Who Penguin 2.0 Hurt and Helped
These changes are likely to benefit any small business using responsible SEO strategies. In a video release announcing Penguin 2.0, Cutts noted that the algorithm was designed with small- and medium-sized businesses in mind to remove those who buy their ranks from contention. Anyone reliant on spammed links and other shady methods, however, will need to make a major course correction in the coming months or risk swift obscurity.
How Penguin 2.0 Affects Small Businesses
For those who avoid the “get-rich-quick” mentality and build SEO the way Google has endorsed, Penguin 2.0 should march past without repercussion. Searches for keywords are more likely to turn up useful, relevant results, making it easier for customers to find the products and services they need.

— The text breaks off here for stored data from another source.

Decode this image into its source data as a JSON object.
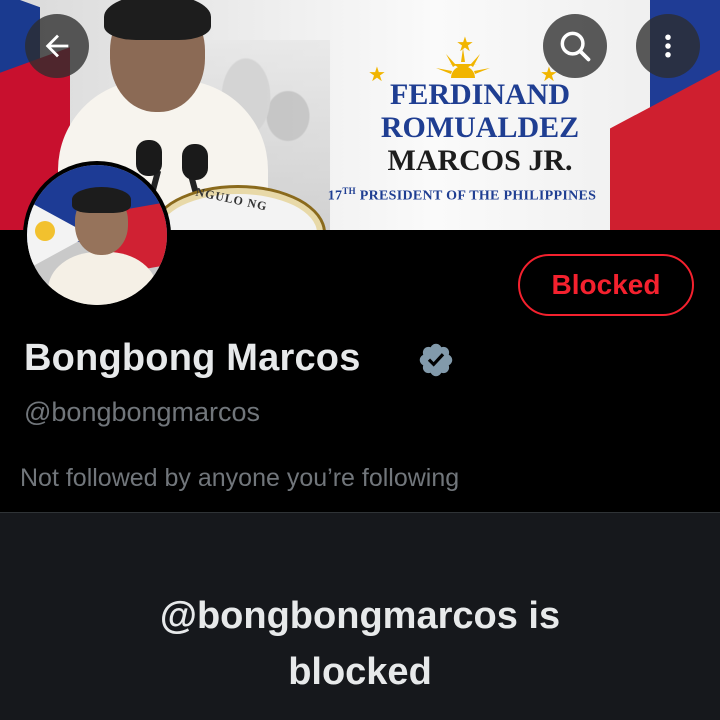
{
  "banner": {
    "headline_line1": "FERDINAND",
    "headline_line2": "ROMUALDEZ",
    "headline_line3": "MARCOS JR.",
    "subhead_number": "17",
    "subhead_suffix": "TH",
    "subhead_rest": " PRESIDENT OF THE PHILIPPINES",
    "seal_text": "NGULO NG"
  },
  "toolbar": {
    "back_icon": "arrow-left-icon",
    "search_icon": "search-icon",
    "more_icon": "more-vertical-icon"
  },
  "profile": {
    "display_name": "Bongbong Marcos",
    "handle": "@bongbongmarcos",
    "verified_icon": "verified-badge-icon",
    "followed_by_text": "Not followed by anyone you’re following",
    "blocked_button_label": "Blocked"
  },
  "blocked_notice": {
    "line1": "@bongbongmarcos is",
    "line2": "blocked"
  },
  "colors": {
    "background": "#000000",
    "lower_panel": "#16181c",
    "text_primary": "#e7e9ea",
    "text_secondary": "#71767b",
    "blocked_red": "#f4212e",
    "verified_badge": "#829aab"
  }
}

Creating a Penguin-Friendly SEO Strategy
Google’s efforts to clean up its results are beneficial to both business owners and searchers, but it has also made SEO a far more subtle and time-consuming art. It is no longer enough to throw a few keywords into hasty blog posts or submit to a massive link farm. Improving a page’s standing now takes time, finesse, and constant study.
Because of this, hiring an SEO consultant is more advisable than ever. A good consultant can manage all of the necessary publishing, research and analysis to keep a website at the top of its game, leaving business owners free to pursue their livelihoods.
Preparing For Future Updates
In his video announcing Penguin 2.0, Cutts took the time to discuss Google’s plans for the summer beyond this update. Some of these may have been included at least partially in Penguin 2.0, but most have not been fully implemented.
One of the most helpful new goals will be faster detection for sites that have been hacked, including quicker take-downs and more communication with domain owners. The search engine will also be reducing the amount of times a single domain appears for a query. This is part of an effort to stop certain websites from dominating results and choking out competitors. Author ranking, or assigning credibility to publishers across multiple websites, is perhaps the most revolutionary change coming to Google in the next year.
With Penguin 2.0, Google is once again affirming its commitment to useful, quality information and positive user interactions. By staying with the tried and tested SEO methods, small businesses can benefit from their power while surviving the inevitable Penguin 3.0 or other Google algorithm updates unscathed.